Thursday, January 28, 2010

Late night listening


Pere Ubu’s THE MODERN DANCE is one of the strongest and strangest debut records to ever lose record company money, a wild, weird, and tough as nails mixture of punk and experimentalism that could only have been birthed in the dark days of 1970s Cleveland: a little chugging, some misshapen dub, blown out tire rubber on the side of the highway, broken glass and synthesizer shrapnel, and frontman David Thomas as Dadaist ringleader. As intellectual and idiosyncratic a piece of punk rock that ever was, yet fiercely proletarian. Ground level stuff, dig?


And THIS IS DESMOND DEKKAR is as soulful a slab of island ska as you are likely to find. Slinky grooving with just the right amount of backbone, this stuff (at least for me) sounds best on warm and breezy summer days while lounging half crocked (or half baked) in a lawn chair imagining those big fluffy clouds are really smoke signals from giant invisible Indians. They’re trying to tell us something.


Certain recordings possess a greatness that resists being adequately expressed with brevity of language. They really must be heard, soaked up in real time, allowed to impact the mind and body with the totality of the sound, the inexhaustible and irresistible nature of the creative impulse, and THEN if you write 50,000 words on the workaday brilliance, the genuine offhand mastery of Sam Cooke tearing down the house LIVE AT THE HARLEM SQUARE CLUB (just one night among many), you might get lucky and land somewhere close to the ballpark of doing the record some serious justice. Two figures tower behemoth-like over the creation of soul music: Ray Charles and Sam Cooke. If you need a primer in the genius of Soul Stirrer #1, this will hand yr ass to you but good.

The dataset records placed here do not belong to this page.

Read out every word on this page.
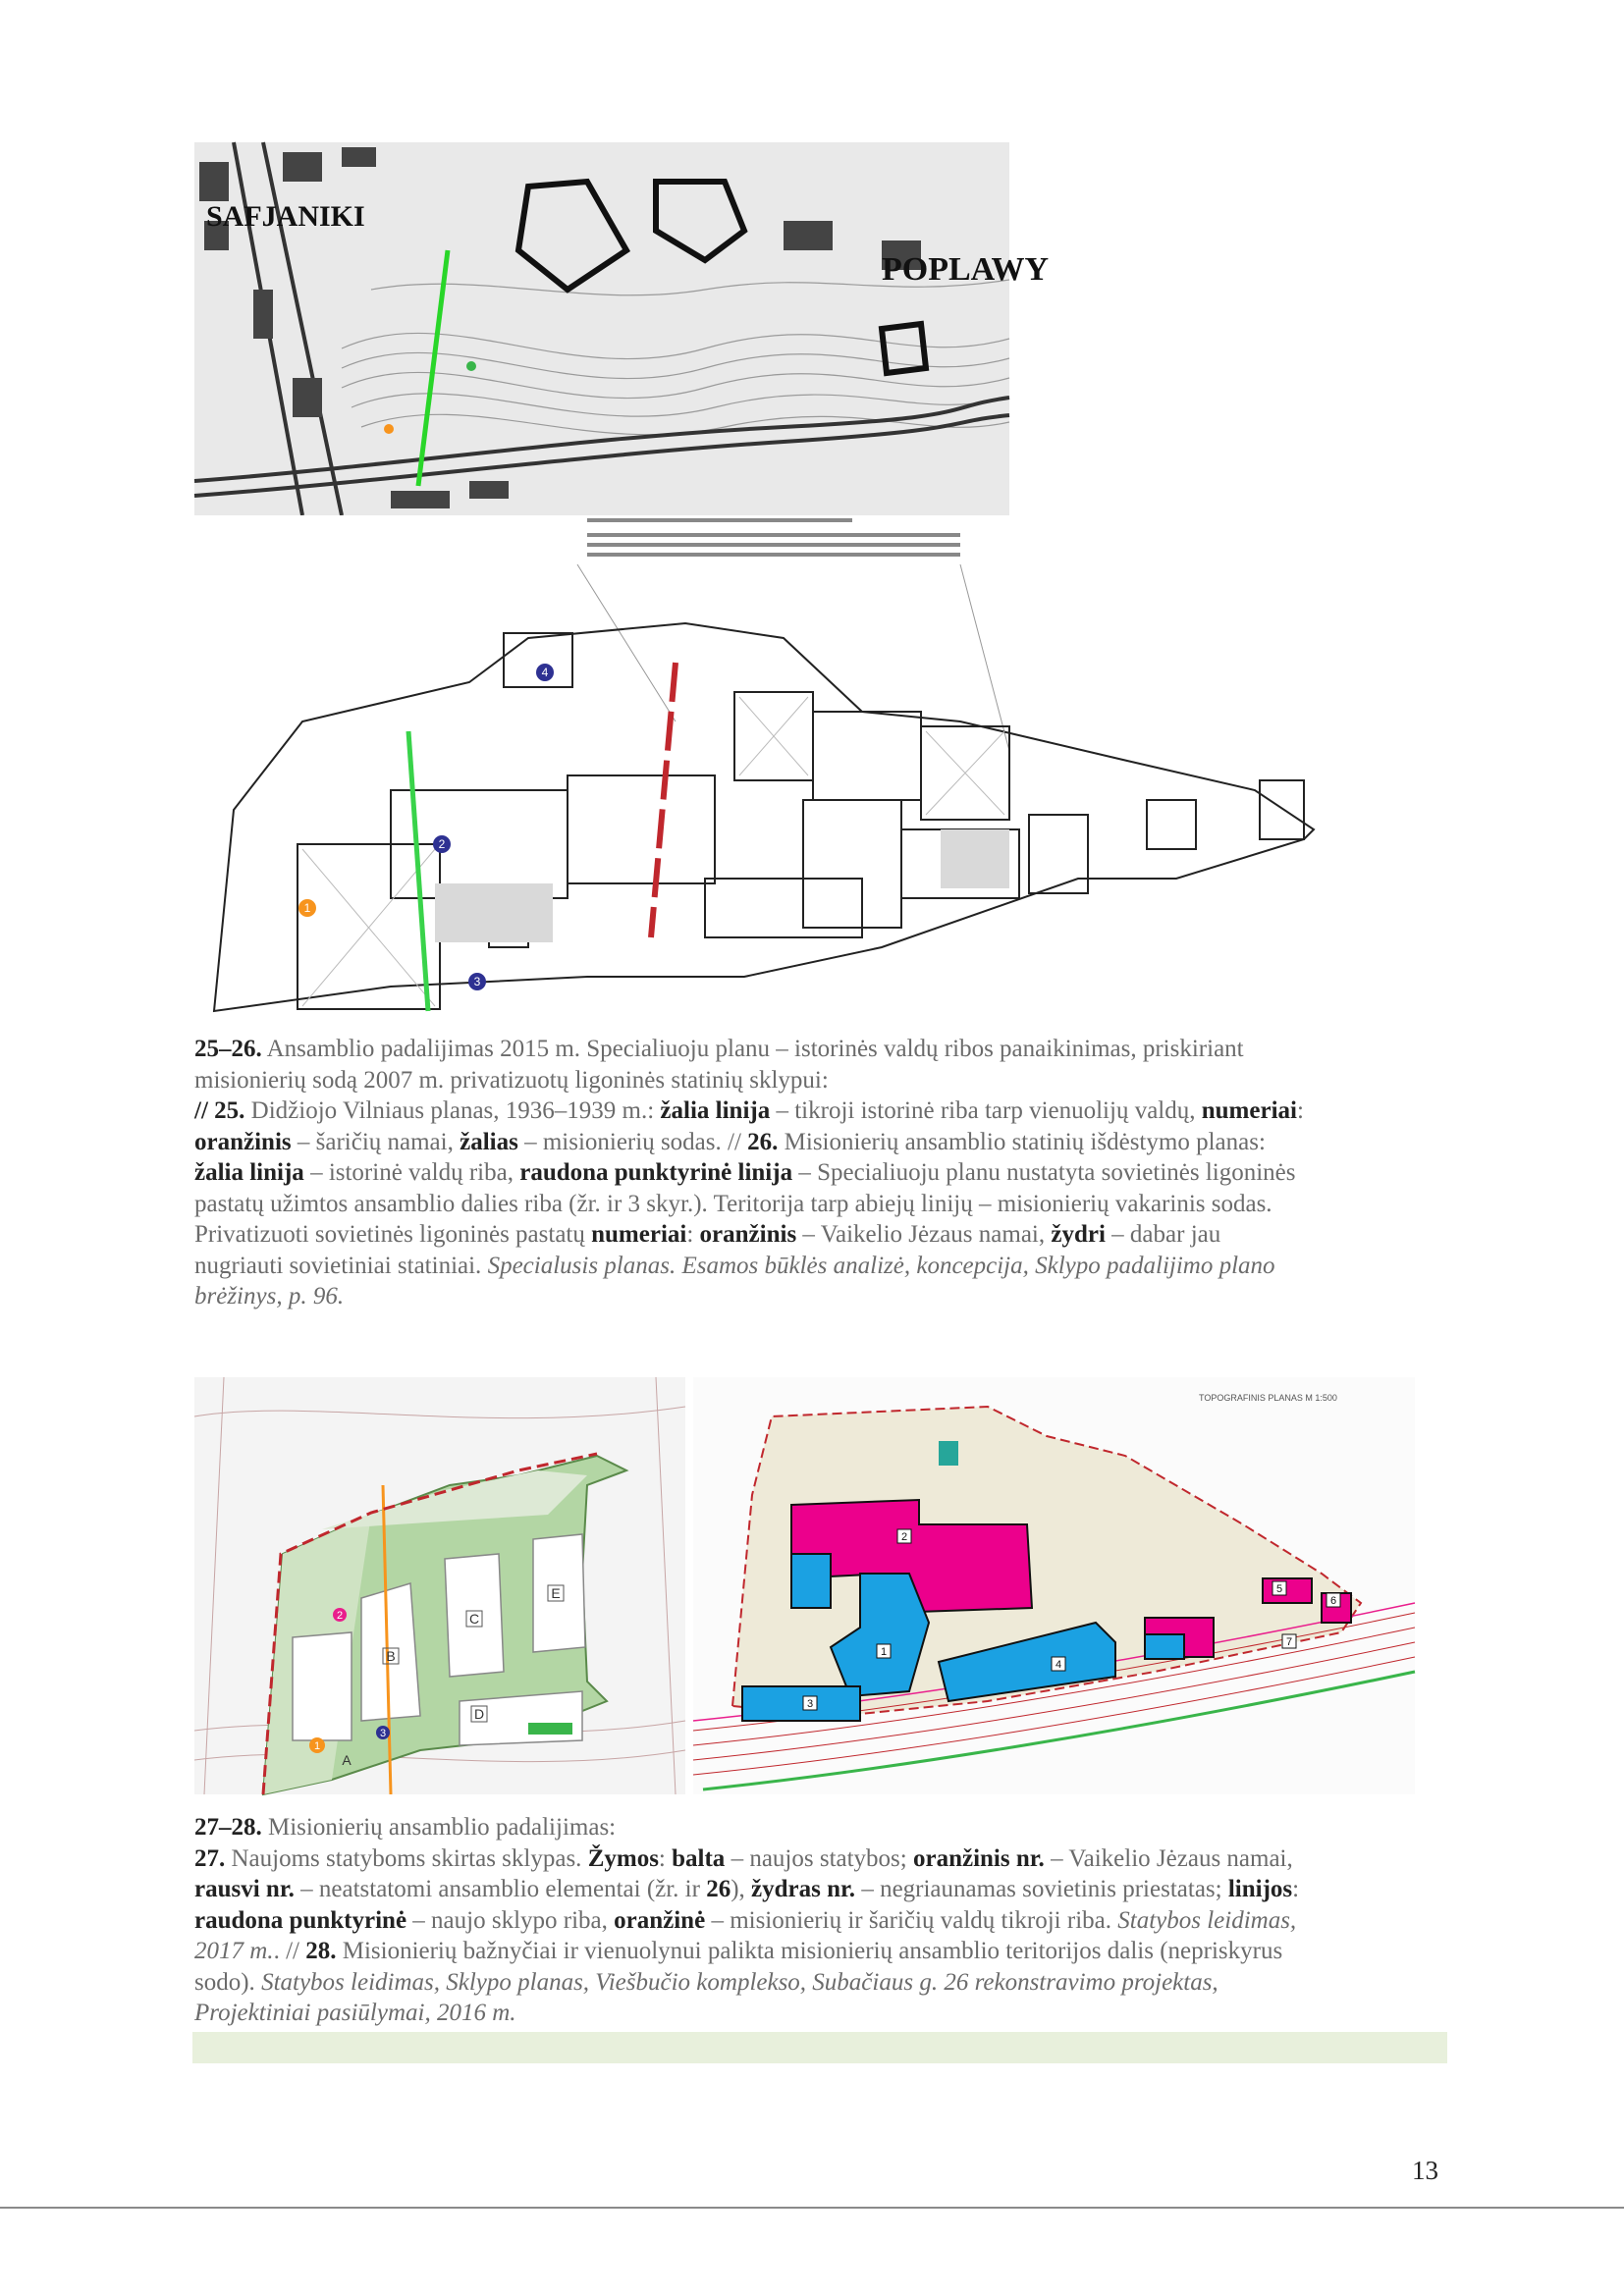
SAFJANIKI
POPLAWY
1
2
3
4

25–26. Ansamblio padalijimas 2015 m. Specialiuoju planu – istorinės valdų ribos panaikinimas, priskiriant

misionierių sodą 2007 m. privatizuotų ligoninės statinių sklypui:

// 25. Didžiojo Vilniaus planas, 1936–1939 m.: žalia linija – tikroji istorinė riba tarp vienuolijų valdų, numeriai:

oranžinis – šaričių namai, žalias – misionierių sodas. // 26. Misionierių ansamblio statinių išdėstymo planas:

žalia linija – istorinė valdų riba, raudona punktyrinė linija – Specialiuoju planu nustatyta sovietinės ligoninės

pastatų užimtos ansamblio dalies riba (žr. ir 3 skyr.). Teritorija tarp abiejų linijų – misionierių vakarinis sodas.

Privatizuoti sovietinės ligoninės pastatų numeriai: oranžinis – Vaikelio Jėzaus namai, žydri – dabar jau

nugriauti sovietiniai statiniai. Specialusis planas. Esamos būklės analizė, koncepcija, Sklypo padalijimo plano

brėžinys, p. 96.

A
B
C
D
E
1
2
3
TOPOGRAFINIS PLANAS M 1:500
1
2
3
4
5
6
7

27–28. Misionierių ansamblio padalijimas:

27. Naujoms statyboms skirtas sklypas. Žymos: balta – naujos statybos; oranžinis nr. – Vaikelio Jėzaus namai,

rausvi nr. – neatstatomi ansamblio elementai (žr. ir 26), žydras nr. – negriaunamas sovietinis priestatas; linijos:

raudona punktyrinė – naujo sklypo riba, oranžinė – misionierių ir šaričių valdų tikroji riba. Statybos leidimas,

2017 m.. // 28. Misionierių bažnyčiai ir vienuolynui palikta misionierių ansamblio teritorijos dalis (nepriskyrus

sodo). Statybos leidimas, Sklypo planas, Viešbučio komplekso, Subačiaus g. 26 rekonstravimo projektas,

Projektiniai pasiūlymai, 2016 m.

13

SCORPIO is a vital document of free-jazz in the late-1960s expatriates in France style (BYG/Actuel division), featuring three horribly under-recorded guys: session leader Arthur Jones on fiery post-Shepp-ian sax, Bob Guerin doing a sweet and loose variation on Jimmy Garrison stylistics on bass and Claude Delcloo splashing and slapping and skittering in a slightly (Sunny) Murray-like manner on drums. The trio mingles and melds minds in a very attractive fashion, setting the search-mode to simmer instead of full boil. Small group free-jazz is most often still about communication (in contrast to large group excursions where the objective is collective catharsis and wall pinning mania). SCORPIO holds much warmth and thorny beauty in its two grooves.


Bert Jansch was one of the prime UK folkies of the 1960s. His playing and singing deftly mixed toughness and prettiness, weariness and smoothness, and it’s no wonder the guy remains so revered by those turned on by the starkness of acoustic guitar and a nude voice. These are the assured initial efforts of a major artist. If you dig pre-psyche Donovan and don’t know Jansch, then you’re missing a big piece of the puzzle.